In the simplest differential expression study there are two regression coefficients, an intercept and slope, the latter also denoted by log fold change. LFC estimates obtained across the features (genes) are quite noisy and are likely to benefit from shrinkage. In early 2000s there were enough general purpose shrinkage methods, such as Ridge Regression, that could help with that directly or at least provide some methodological clues.
However, LFC shrinkage was more or less ignored in limma, edgeR, and DESeq between 2004 and 2013 until it was added to DESeq2 in 2014. DESeq2 paper (Love et al, 2014) mentions three other Bayesian papers that moderate LFC, but they are all dated 2012-2013. Between 2004 and 2012, shrinkage was applied only to the 2nd order (variance) parameters, and my question is why.
The first version of limma (Smyth, 2004) provides an answer but it's very partial. In that paper they proposed a two component prior for LFC: LFC is equal to zero with probability p > 0 and is N(0, sigma) otherwise. The posterior odds statistic shrinks both LFC and 2nd order parameters. It then turned out that there are technical issues with estimating p and sigma from the data, so what we end up using in practice is the “moderated t-statistic” that doesn't actually moderate LFC.

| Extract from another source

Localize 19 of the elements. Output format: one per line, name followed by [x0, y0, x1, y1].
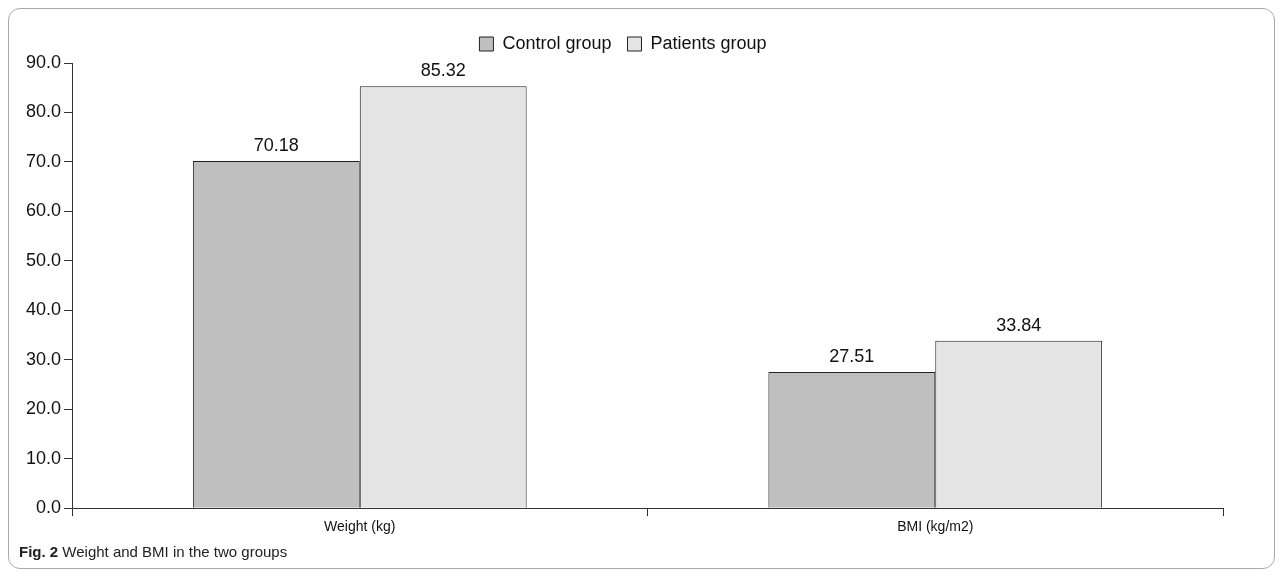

What happened next was rather puzzling. Instead of using a two component model, in 2014 Love et al proposed a straightforward two stage procedure: first, variance parameters get moderated. Second, assuming the variance parameters are known, apply something quite similar to Ridge regression where the prior for LFC is N(0, sigma), without the zero component. Apparently it worked fine in practice, so my question is why something like that was never considered before, especially in limma that is based on a simple linear model.
I can speculate that the two component prior for LFC seemed far more adequate to Smyth than N(0, sigma) prior, so, after the former didn't work out he decided not to pursue LFC moderation with the latter. Another possibility is that DESeq2 might have some estimation issues similar to that of posterior odds in Smith, 2004. Please let me know what you think.
This isn't so much an answer, but a comment. While I of course think a Bayesian posterior LFC is a useful statistic, it's not straightforward to implement. Figuring out an algorithm to output a reasonable scale of the prior is not trivial. The shrinkage estimator for DESeq2 is always biased toward 0, by definition, but for some datasets, there is too much bias, and we're working on fixing this. For example, the RNA-seq mixology paper and dataset showed too much bias for DESeq2. It's definitely ongoing work, and we should have some new shrinkage methods in place that can be used via
lfcShrink(it looks like not in this devel cycle, but the next one because I want to have enough time for testing before it's user facing).
Another comment, we do reference, in DESeq2 Methods section, microarray methods which proposed moderated fold changes, e.g. Newton et al 2001. This section starts with: "As was observed with differential expression analysis using microarrays, genes with low intensity values tend to suffer from a small signal-to-noise ratio..."
Given what Ryan said below, does lfcShrink follow the suggestion I posted here:
C: Interactions in DESeq2
No, we won't be applying priors to contrasts of coefficients, just to coefficients (either all non-intercept or individually).